Franck est content de s’être ressaisi. En respirant bien, il a réussi à réfléchir plus calmement. Quelle est exactement la situation actuelle ? « Je travaille déjà depuis neuf mois sur ce projet, tous les jours de 10 à 12 heures par jour. Sarah m’avait promis de me fournir l’analyse pour la conclusion du projet la semaine prochaine. Elle est maintenant arrêtée pour quatre semaines et un collègue me demande si je peux me charger moi-même de cette analyse. » La seule énonciation de ces faits montre clairement à Franck tout ce qu’il a déjà accompli jusqu’ici. « Je vais avoir du mal à m’en sortir, j’ai l’impression d’avoir le couteau sous la gorge. » Quels besoins pourraient se cacher derrière tout cela ?

« D’une part, j’aimerais que l’on voie tout ce que je fais. D’autre part, j’ai besoin de personnes sur lesquelles je puisse compter et de soutien pour pouvoir fournir un bon travail. C’est pourquoi je vais dire à Jean de demander à quelqu’un du service voisin s’il peut se charger de cette analyse. Comme j’aime bien rendre service, je lui dirai aussi que je serai si besoin de nouveau disponible dans trois semaines pour d’autres projets. » Une nouvelle respiration lui montre qu’il est sur la bonne voie. L’idée de dire non lui semble

Exemple

« Qu’est-ce qui a pu inciter mon collègue à me demander de m’occuper de cette analyse ? Peut-être est-il lui-même paniqué. Il s’est sans doute dit que je saurais sûrement comme poursuivre et comment faire pour réussir. Peut-être a-t-il aussi besoin d’aide. »

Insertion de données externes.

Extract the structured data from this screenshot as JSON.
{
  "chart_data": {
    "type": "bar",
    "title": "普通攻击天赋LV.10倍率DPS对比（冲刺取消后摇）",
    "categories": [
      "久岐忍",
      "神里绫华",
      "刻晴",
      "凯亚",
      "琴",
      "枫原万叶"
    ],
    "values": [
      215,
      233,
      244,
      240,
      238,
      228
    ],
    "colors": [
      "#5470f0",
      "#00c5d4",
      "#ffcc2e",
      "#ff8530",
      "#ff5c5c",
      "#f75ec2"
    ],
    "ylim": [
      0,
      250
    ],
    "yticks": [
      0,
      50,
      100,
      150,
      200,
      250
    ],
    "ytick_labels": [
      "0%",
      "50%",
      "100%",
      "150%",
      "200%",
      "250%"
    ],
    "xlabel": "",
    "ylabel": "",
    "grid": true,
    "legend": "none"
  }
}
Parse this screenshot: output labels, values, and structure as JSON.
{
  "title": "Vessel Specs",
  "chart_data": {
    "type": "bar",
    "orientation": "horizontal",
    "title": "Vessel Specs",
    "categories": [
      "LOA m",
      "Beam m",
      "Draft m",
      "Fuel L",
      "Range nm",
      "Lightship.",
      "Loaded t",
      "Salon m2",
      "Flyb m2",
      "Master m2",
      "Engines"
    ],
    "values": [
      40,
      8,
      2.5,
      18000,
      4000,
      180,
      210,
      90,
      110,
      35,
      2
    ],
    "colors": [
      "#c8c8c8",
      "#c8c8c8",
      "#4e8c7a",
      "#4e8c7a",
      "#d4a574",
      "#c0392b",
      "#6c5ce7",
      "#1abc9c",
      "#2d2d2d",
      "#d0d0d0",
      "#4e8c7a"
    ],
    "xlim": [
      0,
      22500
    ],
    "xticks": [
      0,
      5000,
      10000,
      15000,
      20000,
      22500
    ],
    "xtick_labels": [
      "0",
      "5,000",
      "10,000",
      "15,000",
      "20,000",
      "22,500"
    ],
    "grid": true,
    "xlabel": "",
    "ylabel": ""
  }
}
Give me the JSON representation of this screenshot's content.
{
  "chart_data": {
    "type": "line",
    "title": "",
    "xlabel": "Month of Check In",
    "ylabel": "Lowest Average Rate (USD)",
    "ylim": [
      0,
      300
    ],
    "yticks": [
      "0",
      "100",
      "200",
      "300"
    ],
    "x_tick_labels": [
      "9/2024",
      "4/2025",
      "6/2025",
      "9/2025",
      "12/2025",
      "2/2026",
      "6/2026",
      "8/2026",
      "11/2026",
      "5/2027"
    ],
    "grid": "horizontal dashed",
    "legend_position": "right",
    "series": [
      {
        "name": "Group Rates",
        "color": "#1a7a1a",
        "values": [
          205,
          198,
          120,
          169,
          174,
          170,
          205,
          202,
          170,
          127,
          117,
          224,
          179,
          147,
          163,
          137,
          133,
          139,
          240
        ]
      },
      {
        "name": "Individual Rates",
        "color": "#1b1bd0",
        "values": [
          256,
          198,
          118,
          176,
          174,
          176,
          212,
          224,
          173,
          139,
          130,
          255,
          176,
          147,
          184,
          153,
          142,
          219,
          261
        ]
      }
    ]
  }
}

Après cette pause, Franck se sent plus détendu et s’adresse franchement à son collègue :

Exemple

« Tu m’apprends l’accident de Sarah et tu me demandes si je peux m’occuper de cette analyse. Tu es sûrement sous pression et tu te demandes comment faire pour mener à bien le dossier. En ce qui me concerne, je dois terminer ce projet dans trois semaines et Sarah m’avait promis cette analyse pour la semaine prochaine. Le délai est vraiment très juste pour moi et j’ai besoin d’aide pour pouvoir mener correctement ce projet à terme.

C’est pourquoi je ne peux pas me charger de cette analyse et je préférerais que tu demandes à quelqu’un du service voisin. Dans trois semaines, je serai de nouveau disponible pour vous aider si besoin. »

Franck a montré qu’il comprenait son interlocuteur et qu’il était prêt à l’aider. Il prend ses responsabilités en expliquant pourquoi il préfère ne pas se charger de l’analyse, plutôt que de dire simplement : « Je ne peux pas… ». Les choses sont ainsi claires et Franck se montre bienveillant envers son collègue. En proposant son aide pour la suite, il montre qu’il s’intéresse aussi à son interlocuteur (voir également à ce sujet la check-list du dernier chapitre).

Respirez brièvement – même si vous pensez ne pas avoir le temps de le faire. Un « non » empathique et franc ne signifie pas seulement tenir compte de sa propre personne, mais aussi soigner sa relation avec l’autre.